TEMPO.CO, Jakarta - Sekretaris Umum Majelis Pekerja Harian Persekutuan Gereja-gereja di Indonesia Pendeta Gomar Gultom meminta peraturan daerah (perda) bersifat diskriminatif yang dikabarkan terbit di Tolikara segera dicabut. Perda itu harusnya berlaku bagi semua orang bukan hanya pada kelompok tertentu.
"Kami meminta Kementerian Dalam Negeri mencabut semua perda yang berbau agama," kata Gomar seusai pertemuan di rumah dinas Kepala Badan Intelijen Negara Sutiyoso, Kamis, 23 Juli 2015.

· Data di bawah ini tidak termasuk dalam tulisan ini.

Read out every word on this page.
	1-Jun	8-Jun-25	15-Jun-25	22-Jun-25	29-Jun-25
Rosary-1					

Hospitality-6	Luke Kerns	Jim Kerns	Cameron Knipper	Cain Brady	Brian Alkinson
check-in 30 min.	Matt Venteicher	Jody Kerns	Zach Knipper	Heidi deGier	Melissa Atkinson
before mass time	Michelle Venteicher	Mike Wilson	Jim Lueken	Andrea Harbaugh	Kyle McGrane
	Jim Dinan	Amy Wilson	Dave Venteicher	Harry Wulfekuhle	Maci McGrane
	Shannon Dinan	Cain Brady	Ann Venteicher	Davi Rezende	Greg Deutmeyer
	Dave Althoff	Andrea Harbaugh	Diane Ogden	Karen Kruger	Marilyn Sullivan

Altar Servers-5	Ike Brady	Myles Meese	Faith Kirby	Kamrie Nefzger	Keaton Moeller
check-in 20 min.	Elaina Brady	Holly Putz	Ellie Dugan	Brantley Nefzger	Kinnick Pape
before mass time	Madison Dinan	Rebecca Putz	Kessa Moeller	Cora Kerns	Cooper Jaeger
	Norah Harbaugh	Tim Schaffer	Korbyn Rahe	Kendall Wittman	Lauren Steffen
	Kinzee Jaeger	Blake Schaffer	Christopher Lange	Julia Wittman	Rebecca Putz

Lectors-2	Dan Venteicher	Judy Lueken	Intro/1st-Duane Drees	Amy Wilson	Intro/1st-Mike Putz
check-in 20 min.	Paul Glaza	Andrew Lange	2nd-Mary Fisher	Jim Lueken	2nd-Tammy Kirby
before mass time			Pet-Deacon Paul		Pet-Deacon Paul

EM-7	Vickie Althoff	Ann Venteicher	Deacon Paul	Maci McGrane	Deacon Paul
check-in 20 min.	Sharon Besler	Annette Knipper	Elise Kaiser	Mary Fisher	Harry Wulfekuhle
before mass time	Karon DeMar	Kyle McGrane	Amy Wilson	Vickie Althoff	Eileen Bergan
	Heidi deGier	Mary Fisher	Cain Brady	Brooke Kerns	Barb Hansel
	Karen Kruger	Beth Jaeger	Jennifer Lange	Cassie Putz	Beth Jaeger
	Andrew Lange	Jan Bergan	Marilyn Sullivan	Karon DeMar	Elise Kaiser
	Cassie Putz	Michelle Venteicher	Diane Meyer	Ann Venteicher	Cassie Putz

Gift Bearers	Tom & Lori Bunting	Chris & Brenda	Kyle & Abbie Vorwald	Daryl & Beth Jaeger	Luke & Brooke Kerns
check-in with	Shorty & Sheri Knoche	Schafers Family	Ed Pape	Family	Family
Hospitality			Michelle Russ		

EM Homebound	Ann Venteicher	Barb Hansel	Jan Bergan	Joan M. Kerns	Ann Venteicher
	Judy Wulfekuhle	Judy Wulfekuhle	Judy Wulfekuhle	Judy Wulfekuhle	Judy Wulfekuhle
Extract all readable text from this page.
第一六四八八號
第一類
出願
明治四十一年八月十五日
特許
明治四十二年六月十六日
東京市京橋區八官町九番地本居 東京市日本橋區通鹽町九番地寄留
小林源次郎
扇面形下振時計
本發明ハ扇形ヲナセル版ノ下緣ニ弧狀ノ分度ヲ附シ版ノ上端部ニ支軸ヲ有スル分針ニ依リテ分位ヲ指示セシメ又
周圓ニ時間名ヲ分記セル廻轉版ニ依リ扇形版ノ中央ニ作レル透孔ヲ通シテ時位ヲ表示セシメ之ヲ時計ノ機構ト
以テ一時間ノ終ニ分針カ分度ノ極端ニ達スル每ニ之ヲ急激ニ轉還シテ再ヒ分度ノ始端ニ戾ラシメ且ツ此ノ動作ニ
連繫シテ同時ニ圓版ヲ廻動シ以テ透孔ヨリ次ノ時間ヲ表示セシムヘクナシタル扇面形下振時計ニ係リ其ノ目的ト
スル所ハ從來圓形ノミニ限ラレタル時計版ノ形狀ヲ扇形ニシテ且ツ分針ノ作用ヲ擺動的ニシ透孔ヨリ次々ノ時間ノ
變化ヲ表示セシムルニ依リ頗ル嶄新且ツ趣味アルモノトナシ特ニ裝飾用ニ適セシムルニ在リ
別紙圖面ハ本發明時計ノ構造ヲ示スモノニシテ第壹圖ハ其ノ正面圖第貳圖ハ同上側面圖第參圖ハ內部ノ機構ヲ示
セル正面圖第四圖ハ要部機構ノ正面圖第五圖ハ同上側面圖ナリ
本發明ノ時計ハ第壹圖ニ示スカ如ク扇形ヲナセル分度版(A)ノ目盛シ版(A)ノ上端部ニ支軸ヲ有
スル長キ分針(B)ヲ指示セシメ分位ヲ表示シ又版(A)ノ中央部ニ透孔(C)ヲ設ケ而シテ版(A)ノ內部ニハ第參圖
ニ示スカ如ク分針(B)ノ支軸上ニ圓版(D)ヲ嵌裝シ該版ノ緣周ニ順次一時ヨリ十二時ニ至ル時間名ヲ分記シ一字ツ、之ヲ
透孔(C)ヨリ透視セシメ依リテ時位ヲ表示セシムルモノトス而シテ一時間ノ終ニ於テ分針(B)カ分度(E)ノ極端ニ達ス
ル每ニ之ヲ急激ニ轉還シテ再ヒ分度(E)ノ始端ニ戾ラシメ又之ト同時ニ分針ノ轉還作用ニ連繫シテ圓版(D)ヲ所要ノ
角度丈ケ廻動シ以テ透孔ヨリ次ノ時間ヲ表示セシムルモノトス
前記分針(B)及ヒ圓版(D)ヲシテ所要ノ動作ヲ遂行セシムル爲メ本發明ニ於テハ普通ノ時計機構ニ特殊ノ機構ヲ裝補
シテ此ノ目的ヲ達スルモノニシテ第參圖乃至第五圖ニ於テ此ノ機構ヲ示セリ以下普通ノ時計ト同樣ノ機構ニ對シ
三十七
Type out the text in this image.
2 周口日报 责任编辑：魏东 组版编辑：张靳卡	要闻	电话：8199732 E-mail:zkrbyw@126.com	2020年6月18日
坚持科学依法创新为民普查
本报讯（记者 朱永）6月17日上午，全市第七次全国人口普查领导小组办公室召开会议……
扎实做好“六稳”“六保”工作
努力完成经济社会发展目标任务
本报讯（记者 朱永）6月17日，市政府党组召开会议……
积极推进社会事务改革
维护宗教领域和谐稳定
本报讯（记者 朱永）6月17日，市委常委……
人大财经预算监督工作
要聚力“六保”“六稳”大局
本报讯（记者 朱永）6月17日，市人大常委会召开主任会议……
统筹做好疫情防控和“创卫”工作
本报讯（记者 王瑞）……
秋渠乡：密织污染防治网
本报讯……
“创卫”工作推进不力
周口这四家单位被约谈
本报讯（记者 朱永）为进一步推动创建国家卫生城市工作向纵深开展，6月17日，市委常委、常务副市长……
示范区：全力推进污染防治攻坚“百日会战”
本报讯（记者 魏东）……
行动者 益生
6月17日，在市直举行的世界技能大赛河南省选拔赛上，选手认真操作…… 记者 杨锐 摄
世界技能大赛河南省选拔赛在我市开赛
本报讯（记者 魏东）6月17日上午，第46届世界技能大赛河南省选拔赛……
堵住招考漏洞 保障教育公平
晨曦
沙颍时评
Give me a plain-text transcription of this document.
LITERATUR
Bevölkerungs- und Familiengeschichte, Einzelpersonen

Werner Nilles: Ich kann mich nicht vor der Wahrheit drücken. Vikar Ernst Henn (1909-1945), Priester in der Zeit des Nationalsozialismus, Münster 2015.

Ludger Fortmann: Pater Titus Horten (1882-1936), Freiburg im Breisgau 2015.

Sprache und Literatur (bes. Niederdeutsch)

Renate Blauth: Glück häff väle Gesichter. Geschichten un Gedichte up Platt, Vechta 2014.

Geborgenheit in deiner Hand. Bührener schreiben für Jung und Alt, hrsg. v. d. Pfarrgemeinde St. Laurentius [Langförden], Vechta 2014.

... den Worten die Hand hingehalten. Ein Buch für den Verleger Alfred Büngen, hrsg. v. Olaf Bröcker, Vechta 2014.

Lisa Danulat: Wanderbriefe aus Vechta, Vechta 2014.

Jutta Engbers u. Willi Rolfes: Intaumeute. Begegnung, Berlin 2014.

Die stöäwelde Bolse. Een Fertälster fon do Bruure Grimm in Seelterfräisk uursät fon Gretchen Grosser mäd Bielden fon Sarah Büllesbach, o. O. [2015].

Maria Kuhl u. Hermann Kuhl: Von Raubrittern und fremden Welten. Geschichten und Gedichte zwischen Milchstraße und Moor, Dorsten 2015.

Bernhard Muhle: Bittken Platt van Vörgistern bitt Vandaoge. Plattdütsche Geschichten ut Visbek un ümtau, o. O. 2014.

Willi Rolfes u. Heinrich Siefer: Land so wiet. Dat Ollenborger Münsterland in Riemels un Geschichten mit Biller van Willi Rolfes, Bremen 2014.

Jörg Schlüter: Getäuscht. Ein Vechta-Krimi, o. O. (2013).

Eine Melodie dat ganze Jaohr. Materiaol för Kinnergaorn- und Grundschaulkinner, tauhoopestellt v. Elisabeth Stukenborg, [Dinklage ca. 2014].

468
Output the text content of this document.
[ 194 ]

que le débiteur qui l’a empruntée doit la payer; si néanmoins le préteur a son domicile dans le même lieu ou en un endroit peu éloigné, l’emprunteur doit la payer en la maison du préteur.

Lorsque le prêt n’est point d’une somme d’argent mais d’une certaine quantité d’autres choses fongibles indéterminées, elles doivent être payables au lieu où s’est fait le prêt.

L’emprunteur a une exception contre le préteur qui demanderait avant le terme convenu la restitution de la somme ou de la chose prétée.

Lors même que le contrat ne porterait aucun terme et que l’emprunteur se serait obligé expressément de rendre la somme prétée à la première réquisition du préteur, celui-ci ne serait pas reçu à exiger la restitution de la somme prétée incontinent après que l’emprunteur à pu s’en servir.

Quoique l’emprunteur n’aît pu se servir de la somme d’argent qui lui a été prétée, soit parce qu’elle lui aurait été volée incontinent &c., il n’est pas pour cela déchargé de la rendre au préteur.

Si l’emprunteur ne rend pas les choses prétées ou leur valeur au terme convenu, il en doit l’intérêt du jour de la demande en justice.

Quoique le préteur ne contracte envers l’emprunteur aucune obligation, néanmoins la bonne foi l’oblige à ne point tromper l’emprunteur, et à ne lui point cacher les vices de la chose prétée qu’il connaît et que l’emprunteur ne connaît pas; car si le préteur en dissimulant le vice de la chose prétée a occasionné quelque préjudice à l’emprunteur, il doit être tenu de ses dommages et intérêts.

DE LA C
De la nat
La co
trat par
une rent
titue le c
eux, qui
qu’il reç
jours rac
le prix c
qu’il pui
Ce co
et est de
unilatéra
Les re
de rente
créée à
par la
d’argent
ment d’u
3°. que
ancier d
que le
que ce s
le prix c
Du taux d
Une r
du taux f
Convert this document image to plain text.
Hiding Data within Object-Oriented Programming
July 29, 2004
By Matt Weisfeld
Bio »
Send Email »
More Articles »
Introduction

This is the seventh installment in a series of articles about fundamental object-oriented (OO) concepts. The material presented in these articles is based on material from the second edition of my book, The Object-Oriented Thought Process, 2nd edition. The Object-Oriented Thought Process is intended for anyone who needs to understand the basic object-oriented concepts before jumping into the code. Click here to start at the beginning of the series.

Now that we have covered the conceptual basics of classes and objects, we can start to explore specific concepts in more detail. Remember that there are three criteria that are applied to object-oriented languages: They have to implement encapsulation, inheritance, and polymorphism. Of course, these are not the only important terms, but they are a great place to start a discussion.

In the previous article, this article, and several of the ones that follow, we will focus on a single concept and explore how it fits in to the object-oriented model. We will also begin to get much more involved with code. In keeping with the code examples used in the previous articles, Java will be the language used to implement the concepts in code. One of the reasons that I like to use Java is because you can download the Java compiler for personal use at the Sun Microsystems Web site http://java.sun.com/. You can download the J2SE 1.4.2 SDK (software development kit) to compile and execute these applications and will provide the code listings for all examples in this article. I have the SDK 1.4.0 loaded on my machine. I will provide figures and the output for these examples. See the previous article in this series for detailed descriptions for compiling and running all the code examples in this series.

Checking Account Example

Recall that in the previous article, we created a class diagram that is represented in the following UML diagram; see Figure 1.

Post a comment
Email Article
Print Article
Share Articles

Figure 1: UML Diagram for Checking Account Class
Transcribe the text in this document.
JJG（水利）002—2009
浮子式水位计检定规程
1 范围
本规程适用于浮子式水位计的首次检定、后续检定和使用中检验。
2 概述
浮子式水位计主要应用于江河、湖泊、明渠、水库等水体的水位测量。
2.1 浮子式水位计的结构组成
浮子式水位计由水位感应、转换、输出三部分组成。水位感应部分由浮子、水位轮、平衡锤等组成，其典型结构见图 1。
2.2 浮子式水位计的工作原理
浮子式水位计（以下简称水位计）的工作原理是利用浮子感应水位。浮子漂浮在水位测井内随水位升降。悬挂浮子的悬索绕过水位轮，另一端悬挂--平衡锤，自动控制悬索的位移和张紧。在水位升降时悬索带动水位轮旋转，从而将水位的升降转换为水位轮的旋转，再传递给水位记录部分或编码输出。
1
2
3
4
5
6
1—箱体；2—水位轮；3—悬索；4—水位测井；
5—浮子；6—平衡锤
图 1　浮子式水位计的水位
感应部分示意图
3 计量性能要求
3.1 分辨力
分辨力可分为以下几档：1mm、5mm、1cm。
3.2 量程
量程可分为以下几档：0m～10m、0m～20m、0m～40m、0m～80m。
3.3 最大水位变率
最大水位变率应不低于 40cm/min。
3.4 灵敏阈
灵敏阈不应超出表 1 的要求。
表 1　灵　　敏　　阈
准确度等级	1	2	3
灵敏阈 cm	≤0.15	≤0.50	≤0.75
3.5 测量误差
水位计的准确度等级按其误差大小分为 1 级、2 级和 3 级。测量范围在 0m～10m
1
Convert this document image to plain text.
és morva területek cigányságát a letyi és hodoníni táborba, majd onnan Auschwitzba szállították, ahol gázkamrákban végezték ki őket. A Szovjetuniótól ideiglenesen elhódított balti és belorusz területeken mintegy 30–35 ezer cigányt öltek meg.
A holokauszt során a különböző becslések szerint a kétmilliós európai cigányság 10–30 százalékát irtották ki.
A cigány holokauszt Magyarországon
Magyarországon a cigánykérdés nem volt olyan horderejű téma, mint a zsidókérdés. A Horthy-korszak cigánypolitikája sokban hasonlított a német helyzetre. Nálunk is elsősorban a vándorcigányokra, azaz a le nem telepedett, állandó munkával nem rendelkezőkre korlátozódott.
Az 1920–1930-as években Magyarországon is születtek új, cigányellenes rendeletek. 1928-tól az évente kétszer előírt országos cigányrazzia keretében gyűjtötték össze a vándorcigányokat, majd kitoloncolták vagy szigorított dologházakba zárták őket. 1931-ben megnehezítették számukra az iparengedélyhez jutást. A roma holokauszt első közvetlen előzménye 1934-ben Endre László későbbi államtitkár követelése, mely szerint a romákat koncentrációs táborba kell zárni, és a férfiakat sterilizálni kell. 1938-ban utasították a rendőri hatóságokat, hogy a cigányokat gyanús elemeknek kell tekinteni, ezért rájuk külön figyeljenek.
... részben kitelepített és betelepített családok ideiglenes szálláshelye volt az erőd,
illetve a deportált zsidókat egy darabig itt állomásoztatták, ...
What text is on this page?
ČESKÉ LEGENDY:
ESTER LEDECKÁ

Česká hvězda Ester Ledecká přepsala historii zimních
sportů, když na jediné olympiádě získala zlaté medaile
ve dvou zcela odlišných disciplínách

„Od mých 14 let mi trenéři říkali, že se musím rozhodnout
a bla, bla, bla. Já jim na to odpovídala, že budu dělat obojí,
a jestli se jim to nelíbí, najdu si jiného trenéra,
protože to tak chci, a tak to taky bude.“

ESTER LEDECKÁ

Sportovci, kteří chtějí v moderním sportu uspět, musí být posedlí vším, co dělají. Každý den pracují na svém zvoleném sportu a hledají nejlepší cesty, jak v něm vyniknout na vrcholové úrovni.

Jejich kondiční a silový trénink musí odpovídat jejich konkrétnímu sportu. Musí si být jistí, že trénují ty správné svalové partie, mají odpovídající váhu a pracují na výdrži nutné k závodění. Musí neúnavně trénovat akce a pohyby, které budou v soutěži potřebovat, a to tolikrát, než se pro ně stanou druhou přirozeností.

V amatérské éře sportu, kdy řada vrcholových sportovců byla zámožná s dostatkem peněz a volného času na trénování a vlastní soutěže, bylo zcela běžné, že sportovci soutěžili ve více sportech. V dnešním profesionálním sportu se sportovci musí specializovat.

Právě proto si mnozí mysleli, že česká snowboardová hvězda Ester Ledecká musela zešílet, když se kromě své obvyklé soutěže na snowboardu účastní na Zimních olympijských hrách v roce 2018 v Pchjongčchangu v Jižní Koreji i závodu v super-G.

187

Sebelumnya, beredar kabar insiden Tolikara dipicu oleh surat edaran yang dibuat oleh kelompok Gereja Injili di Indonesia (GIDI) yang melarang salat Idul Fitri dan pengenaan jilbab bagi muslimah. Dalam surat edaran itu juga disebut bahwa tak ada agama lain yang diperbolehkan beribadah di Tolikara.
Bupati Tolikara Usman Wanimbo sebelumnya membenarkan keberadaan peraturan daerah yang menyatakan hanya kelompok GIDI yang boleh membangun tempat ibadah di wilayah Kabupaten Tolikara, Papua. Perda tersebut sudah disahkan DPRD Tolikara sejak 2013.
Gomar menyatakan dirinya belum pernah melihat langsung peraturan daerah kontroversial itu. Dia hanya mengetahui kabar adanya perda yang melarang keberadaan agama lain di Tolikara dari pemberitaan media.
Baca Juga:
Walau begitu, Gomar menyatakan semua perda haruslah berlaku baik untuk kelompok Islam maupun Kristen. "Bila ada perda yang mendiskriminasi orang yang memegang kepercayaan berbeda, itu sudah tak benar."
Tak hanya perda diskriminatif di Tolikara, Gomar meminta perda-perda serupa di seluruh Indonesia yang berdasarkan agama dicabut. Agama, kata dia, sifatnya sukarela. Sementara itu, hukum bersifat imparsial yang berarti berlaku bagi semua.